Uncompetitive pricing, liquidity constraints, financing challenges drive cocoa sector difficulties, cabinet outlines way forward
Cabinet has identified uncompetitive pricing, financing constraints and longstanding liquidity challenges at COCOBOD as the main factors driving the current difficulties in Ghana’s cocoa sector.
According to the findings, buyers have become reluctant to purchase Ghana’s cocoa because it has grown uncompetitive on the international market. Cocoa from other producing countries is now selling at prices significantly lower than Ghana’s producer price.

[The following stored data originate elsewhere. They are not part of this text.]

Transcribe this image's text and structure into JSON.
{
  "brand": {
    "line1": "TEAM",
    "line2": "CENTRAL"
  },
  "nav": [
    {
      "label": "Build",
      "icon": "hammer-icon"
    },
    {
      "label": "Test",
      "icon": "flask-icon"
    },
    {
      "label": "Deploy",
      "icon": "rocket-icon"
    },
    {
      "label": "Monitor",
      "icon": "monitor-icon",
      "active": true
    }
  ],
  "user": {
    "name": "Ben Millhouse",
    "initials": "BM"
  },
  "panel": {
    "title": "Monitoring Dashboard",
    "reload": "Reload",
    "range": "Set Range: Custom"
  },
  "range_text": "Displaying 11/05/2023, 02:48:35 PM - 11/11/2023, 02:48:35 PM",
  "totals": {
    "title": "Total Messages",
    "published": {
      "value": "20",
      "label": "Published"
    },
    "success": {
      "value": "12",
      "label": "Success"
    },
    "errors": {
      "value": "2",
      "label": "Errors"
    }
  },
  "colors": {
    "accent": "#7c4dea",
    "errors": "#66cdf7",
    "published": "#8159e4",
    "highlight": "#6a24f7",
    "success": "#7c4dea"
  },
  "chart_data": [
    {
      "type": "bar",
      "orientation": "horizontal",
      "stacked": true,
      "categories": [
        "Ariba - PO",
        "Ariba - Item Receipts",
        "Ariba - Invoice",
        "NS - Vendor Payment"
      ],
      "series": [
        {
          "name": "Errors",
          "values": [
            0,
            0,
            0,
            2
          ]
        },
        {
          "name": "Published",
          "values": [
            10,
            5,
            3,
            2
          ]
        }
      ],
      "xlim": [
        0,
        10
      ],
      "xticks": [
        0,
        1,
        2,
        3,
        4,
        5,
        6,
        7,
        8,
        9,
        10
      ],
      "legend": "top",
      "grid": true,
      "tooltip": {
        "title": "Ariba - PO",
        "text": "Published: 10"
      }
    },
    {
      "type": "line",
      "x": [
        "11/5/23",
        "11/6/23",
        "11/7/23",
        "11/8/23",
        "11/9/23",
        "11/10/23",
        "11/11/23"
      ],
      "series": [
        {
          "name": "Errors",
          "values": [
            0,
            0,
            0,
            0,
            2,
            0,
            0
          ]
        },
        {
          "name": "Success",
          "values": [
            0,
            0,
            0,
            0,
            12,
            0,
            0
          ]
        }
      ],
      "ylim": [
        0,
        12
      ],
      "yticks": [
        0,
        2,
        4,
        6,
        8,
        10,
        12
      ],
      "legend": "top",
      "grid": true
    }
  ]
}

At the same time, COCOBOD lacked the liquidity to purchase cocoa from farmers and stock beans for hedging or other trading decisions. This situation stems from a financing model introduced in the 2024/25 season after the syndicated loan failed, under which buyers, or off-takers, financed purchases.
The challenges, however, predate the current season. By 2022, COCOBOD’s finances had deteriorated significantly, leading to a default and the restructuring of Cocoa Bills in 2023.
On Wednesday, February 11, 2026, Cabinet convened an emergency session to review developments in the cocoa sector.
For the first time, the annual cocoa syndication in 2023 experienced major delays due to reduced confidence in the Ghanaian economy, with the first tranche received on 22nd December 2023, four months after the start of the season.
During the 2023/24 crop season, COCOBOD projected output of 800,000 tonnes and committed 786,672 tonnes in contracts. Actual production, however, stood at 432,145 tonnes, representing a 45 per cent deviation from projections. Crop forecast variations typically range between 5 and 15 per cent, making the shortfall unprecedented.
The production gap resulted in rollover contracts of 333,767 tonnes at an average price of US$2,661 per tonne, leading to losses of over US$1 billion that would otherwise have gone to cocoa farmers and other stakeholders.
In 2024, COCOBOD was unable to pay the final tranche of the syndicated loan due in July and secured a US$70 million bridge financing facility from the Ministry of Finance to avert a default. Despite committing to repay the facility, COCOBOD defaulted, further underscoring the organisation’s financial difficulties. The debt has since been inherited by the current management.